Татьяна, вы говорите, что это – победа. А меня, вообще-то, ужасает победный тон этого заявления. Вы говорите о совершенно элементарных вещах, которые должен сделать любой работодатель в соответствии с Трудовым кодексом. Более того, вам все-таки недоплатили: вас должны были предупредить за два месяца, потом выплачивать еще за два месяца выходное пособие. До чего мы дожили, если это – победа! И вы же не получили никаких объяснений, Таня, почему с вами расстаются, с великолепным специалистом.
Татьяна Батенева: Я никаких официальных объяснений не получила. Хотя новые издатели газеты во всех интервью сообщают, что они переговорили с каждым журналистом, предложили ему интересную, выгодную работу. На самом деле такие предложения получила только незначительная часть творческого коллектива. Со мной, как и со многими другими коллегами, вообще никто не разговаривал на эту тему, никаких предложений мне не делал, никаких претензий не высказывал. Десятки журналистов, которые являются лауреатами профессиональных конкурсов, получили государственные награды, призы на всевозможных журналистских конкурсах, премии, «Золотые перья», в том числе и страны, с нами не пожелал господин Габрелянов даже встретиться. Хотя он везде заявляет, что встретился с каждым. Это неправда!
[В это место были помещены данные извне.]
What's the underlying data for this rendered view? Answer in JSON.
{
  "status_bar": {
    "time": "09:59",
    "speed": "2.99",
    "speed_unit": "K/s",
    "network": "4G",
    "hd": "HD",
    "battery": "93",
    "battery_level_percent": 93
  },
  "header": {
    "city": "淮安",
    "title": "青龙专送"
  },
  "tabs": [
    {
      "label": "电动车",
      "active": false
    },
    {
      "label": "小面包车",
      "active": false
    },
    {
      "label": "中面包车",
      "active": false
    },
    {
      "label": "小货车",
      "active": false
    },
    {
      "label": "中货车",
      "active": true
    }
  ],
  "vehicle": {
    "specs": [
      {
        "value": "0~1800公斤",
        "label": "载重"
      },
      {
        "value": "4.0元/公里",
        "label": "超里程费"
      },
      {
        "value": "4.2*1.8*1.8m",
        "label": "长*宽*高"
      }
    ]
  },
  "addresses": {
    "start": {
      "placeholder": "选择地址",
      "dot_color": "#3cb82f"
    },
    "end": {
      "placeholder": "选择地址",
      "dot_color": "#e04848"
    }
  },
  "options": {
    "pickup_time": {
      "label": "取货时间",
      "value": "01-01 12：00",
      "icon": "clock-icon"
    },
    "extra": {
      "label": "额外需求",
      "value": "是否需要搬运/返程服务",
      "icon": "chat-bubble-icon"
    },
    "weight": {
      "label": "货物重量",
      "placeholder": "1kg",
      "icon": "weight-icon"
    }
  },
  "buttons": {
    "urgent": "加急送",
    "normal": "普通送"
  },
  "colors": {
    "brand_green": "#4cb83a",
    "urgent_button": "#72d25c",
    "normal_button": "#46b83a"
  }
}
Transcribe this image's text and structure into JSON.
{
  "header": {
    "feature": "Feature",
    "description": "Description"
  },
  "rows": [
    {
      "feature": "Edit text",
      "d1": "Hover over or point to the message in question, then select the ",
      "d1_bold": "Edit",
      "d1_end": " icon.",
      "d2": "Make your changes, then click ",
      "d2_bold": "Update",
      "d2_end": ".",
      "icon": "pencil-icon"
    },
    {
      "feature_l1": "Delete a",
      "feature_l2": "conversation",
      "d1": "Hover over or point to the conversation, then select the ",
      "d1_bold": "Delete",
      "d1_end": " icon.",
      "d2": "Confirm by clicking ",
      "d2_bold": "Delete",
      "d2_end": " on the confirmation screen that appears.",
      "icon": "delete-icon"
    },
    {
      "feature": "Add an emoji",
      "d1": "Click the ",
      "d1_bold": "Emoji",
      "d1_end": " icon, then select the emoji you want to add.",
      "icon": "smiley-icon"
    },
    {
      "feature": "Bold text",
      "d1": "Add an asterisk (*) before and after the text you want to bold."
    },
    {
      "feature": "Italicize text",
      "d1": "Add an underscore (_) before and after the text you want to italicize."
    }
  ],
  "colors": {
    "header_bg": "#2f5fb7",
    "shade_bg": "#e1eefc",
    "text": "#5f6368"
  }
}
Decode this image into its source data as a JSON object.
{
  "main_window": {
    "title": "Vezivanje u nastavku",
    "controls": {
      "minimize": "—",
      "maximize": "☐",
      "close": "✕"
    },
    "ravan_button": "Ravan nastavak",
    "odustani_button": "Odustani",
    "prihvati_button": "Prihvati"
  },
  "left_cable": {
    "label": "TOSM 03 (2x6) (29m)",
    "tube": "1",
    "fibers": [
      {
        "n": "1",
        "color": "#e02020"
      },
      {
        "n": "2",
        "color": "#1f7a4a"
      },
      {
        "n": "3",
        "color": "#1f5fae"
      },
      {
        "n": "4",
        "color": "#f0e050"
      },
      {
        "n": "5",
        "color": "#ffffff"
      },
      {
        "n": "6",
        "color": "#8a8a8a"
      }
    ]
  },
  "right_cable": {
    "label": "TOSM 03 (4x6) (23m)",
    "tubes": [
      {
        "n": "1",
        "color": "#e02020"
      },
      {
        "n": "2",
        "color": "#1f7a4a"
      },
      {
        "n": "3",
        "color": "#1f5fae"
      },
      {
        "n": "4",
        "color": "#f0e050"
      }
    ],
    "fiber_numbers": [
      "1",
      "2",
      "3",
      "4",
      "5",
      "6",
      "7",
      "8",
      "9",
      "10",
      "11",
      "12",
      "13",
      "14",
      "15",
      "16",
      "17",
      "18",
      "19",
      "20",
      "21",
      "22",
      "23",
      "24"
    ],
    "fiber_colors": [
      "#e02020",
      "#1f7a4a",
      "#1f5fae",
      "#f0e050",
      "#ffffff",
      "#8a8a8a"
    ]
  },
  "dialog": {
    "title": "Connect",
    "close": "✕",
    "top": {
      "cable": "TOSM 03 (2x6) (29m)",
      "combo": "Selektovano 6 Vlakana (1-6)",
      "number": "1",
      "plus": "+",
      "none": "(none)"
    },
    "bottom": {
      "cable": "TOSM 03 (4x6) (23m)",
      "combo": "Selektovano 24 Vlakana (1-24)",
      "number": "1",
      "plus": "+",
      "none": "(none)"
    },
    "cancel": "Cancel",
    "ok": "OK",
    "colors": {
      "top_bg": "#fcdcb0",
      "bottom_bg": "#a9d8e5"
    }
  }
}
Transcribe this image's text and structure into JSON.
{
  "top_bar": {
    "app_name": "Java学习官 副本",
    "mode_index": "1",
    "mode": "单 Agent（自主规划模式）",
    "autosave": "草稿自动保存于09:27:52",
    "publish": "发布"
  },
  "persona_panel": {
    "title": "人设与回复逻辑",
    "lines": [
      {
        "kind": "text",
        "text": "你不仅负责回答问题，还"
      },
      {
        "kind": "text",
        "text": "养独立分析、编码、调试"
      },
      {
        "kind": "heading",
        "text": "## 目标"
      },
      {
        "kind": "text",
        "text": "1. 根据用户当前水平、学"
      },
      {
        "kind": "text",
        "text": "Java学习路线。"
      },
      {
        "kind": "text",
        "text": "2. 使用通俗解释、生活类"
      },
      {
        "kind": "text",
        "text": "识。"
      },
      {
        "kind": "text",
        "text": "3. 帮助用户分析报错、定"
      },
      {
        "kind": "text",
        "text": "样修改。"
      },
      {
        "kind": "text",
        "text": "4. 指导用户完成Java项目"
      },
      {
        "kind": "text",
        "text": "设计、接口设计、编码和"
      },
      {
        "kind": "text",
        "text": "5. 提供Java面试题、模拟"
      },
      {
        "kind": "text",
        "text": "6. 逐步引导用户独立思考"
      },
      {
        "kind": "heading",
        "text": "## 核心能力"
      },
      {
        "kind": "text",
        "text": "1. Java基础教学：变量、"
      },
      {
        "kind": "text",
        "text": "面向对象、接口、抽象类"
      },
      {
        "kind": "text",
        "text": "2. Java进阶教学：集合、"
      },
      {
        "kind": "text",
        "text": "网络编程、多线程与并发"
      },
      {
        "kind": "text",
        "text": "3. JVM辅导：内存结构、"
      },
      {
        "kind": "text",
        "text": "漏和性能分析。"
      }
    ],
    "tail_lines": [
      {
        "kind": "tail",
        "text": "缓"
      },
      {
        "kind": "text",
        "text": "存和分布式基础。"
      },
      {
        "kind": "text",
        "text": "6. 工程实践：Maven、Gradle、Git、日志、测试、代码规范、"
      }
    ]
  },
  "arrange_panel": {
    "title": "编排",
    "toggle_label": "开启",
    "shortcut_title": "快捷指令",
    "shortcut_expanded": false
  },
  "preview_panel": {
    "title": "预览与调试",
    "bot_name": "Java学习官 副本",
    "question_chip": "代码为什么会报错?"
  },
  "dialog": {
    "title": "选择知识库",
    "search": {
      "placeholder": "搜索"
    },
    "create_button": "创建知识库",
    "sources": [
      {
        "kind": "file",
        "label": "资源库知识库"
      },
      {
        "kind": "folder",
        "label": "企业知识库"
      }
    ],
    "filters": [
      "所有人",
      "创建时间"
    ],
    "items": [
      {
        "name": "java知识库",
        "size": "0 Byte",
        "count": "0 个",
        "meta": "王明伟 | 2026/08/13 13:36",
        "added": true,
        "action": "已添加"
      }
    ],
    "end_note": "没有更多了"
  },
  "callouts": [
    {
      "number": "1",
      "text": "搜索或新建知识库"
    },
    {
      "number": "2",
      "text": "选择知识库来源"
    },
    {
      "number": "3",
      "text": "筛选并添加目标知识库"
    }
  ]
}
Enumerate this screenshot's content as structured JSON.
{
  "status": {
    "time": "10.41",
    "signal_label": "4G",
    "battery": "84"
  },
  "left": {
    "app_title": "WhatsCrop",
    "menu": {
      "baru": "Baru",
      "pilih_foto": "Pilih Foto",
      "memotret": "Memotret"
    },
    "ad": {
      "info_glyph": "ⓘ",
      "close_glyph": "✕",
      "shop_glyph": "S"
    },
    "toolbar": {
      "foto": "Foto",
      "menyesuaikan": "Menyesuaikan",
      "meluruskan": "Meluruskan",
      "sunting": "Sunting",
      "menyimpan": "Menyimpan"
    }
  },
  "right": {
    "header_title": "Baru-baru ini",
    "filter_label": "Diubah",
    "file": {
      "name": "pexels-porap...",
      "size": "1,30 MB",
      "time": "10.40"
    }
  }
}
Елена Рыковцева: Я ровно об этом и говорю, что людей, профессионально подкованных, грамотных, делавших свое дело... Я сейчас не хочу обсуждать идеологию газеты «Известия», мы сейчас об этом не говорим. Кому-то нравилась, кому-то не нравилась. Люди делали свое дело. Там были специалисты, которые хорошо работали. С ними расстаются. Никакой суд не поймет работодателя, который увольняет этого человека. Он не прогуливал, у него, в конце концов, есть материалы, которые он готов предоставить, чтобы доказать свой профессионализм. Тем не менее, вы считаете победой, что вам хотя бы заплатили эти пособия.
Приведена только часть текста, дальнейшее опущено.